Antica Hydruntum, Bisanzio del Salento, con la dominazione bizantina nel XI sec. e anche dopo il suo porto fu meta di mercanti veneziani, greci, armeni, ebrei e slavi.

Nel 1480 fu assediata dai Turchi che imposero agli otrantini di convertirsi alla religione musulmana, purtroppo coloro che non si sentirono di rinnegare la propria fede furono decapitati sul Colle Della Minerva.
Nel 1481 i turchi si arresero a Alfonso d'Aragona che fece edificare la Porta Alfonsina che divenne l'ingresso principale della città.

Da visitare:

Otranto: la CattedraleLa Cattedrale: fondata dal Vescovo Guglielmo e consacrata nel 1088; con portale di stile barocco e il rosone posto al centro della facciata in stile gotico-arabo.
Di particolare importanza il suo pavimento a mosaico opera del monaco Pantaleone 1166 nella navata centrale e parte delle navate laterali, che raffigura tre composizioni allegoriche dette alberi della vita in cui vengono rappresentati episodi biblici, temi greci, bizantini, normanni, scene mitologiche, segni dello zodiaco e scene del ciclo bretone.
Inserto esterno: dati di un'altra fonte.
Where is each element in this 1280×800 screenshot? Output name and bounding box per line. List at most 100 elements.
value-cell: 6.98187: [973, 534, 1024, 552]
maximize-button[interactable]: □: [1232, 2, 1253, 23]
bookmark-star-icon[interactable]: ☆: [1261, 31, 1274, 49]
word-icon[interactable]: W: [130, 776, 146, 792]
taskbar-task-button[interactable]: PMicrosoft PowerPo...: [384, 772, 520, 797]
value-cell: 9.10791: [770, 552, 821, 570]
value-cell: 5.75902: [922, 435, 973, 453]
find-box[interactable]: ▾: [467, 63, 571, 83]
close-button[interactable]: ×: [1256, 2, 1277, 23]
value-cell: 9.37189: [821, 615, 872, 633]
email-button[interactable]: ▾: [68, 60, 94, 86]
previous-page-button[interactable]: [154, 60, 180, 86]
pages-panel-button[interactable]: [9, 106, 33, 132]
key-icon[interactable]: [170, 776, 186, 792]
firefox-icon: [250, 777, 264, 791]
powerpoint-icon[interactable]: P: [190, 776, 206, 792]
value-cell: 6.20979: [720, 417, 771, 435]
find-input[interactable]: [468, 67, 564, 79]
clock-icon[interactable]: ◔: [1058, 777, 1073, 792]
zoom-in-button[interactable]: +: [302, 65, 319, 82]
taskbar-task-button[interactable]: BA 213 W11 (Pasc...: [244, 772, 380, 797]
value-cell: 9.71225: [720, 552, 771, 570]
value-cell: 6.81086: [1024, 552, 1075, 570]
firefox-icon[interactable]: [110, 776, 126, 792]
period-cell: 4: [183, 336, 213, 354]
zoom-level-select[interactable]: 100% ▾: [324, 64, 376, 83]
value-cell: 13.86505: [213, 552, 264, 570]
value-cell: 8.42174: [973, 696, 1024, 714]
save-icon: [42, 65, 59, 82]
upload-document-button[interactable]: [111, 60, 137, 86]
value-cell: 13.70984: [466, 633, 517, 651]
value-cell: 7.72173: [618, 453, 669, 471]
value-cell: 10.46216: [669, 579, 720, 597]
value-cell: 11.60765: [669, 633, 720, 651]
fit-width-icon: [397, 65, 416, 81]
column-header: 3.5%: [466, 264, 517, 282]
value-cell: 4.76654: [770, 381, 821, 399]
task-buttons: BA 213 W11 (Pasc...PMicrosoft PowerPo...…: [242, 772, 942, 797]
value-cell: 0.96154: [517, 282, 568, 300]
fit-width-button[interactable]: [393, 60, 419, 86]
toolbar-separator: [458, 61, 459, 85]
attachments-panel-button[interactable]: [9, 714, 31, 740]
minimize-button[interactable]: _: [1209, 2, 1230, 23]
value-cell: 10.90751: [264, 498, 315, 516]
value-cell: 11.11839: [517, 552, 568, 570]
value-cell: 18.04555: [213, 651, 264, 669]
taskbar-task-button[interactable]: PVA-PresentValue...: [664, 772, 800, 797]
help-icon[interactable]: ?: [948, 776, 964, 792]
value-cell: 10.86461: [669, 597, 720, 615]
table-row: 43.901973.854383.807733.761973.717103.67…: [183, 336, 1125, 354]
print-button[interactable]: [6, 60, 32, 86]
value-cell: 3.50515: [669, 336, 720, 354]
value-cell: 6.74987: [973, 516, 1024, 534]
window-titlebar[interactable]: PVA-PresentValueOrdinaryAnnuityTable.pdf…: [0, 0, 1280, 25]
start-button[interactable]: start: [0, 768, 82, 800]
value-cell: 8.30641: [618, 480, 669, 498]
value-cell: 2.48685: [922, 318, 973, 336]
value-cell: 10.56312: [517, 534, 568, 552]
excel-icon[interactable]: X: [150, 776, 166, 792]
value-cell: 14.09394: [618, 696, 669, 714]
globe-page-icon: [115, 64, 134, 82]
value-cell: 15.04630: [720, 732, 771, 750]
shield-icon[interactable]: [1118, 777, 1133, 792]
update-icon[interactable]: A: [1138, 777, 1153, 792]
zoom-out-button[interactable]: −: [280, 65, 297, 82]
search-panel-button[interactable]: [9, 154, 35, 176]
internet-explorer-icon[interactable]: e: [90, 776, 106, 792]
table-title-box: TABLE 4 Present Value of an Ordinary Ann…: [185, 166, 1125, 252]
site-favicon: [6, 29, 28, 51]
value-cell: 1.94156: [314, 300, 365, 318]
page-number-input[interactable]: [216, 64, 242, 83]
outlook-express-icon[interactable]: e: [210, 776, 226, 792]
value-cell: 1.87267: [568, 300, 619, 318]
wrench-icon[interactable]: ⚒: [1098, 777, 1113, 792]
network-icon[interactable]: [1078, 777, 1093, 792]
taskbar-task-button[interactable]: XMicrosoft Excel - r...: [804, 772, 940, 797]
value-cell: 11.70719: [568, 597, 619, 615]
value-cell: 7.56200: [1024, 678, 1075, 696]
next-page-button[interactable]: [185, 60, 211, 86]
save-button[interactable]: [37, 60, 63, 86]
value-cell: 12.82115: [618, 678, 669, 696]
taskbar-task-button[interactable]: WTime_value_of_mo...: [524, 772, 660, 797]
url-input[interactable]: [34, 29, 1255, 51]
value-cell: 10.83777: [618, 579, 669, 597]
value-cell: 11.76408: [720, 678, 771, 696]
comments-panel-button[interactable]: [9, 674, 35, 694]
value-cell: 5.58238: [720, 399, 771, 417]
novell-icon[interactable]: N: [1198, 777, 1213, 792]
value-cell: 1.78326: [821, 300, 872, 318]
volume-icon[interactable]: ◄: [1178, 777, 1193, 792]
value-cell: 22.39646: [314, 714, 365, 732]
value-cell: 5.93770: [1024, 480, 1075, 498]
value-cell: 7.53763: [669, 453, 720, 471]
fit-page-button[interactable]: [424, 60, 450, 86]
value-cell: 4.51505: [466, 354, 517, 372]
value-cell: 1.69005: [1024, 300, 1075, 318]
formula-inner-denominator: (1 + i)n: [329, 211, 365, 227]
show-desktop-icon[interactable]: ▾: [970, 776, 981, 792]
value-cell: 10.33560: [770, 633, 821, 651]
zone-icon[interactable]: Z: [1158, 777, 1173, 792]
La storia del genere umano secondo lo spirito della letteratura greca e latina e la tradizione cristiana.
La Cripta sottostante con nove navate sorretta da 42 colonne di marmi diversi.
Il Castello costruito al tempo di Ferdinando D'Aragona tra il 1485 e il 1498, a pianta pentagonale con tre torrioni cilindrici e due bastioni.

Otranto: San PietroLa Chiesetta di S. Pietro molto suggestiva, ci si arriva attraverso una scalinata costeggiata da case le cui pareti sono corrose dalla salsedine è uno dei monumenti bizantini più rappresentativi del Salento, all'interno diversi affreschi murali tra cui: "Lavanda dei piedi" e "L'Ultima cena" del X secolo.

Il Colle della Minerva a Sud di Otranto o dei Martiri dove furono decapitate 800 vittime idruntine e dove in memoria del tragico eccidio fu innalzata una cappella che nel 1614 fu trasformata in Chiesa dedicata a S. Francesco di Paola.

La Torre della Serpe sul Promontorio Cucurizzo divenuta simbolo civico di Otranto, da un'antica leggenda secondo la quale una serpe saliva tutte le notti lungo le pareti arrivava sino alla finestra della Torre e infilandovi la testa si beveva tutto l'olio contenuto nella lampada.

Otranto con le sue mura di cinta che le danno un senso di maestosità e antichità è la più orientale delle città italiane: tappa obbligata per i turisti in visita Nel Salento. Qui si trovano locali e ristoranti tipici a base di pesce.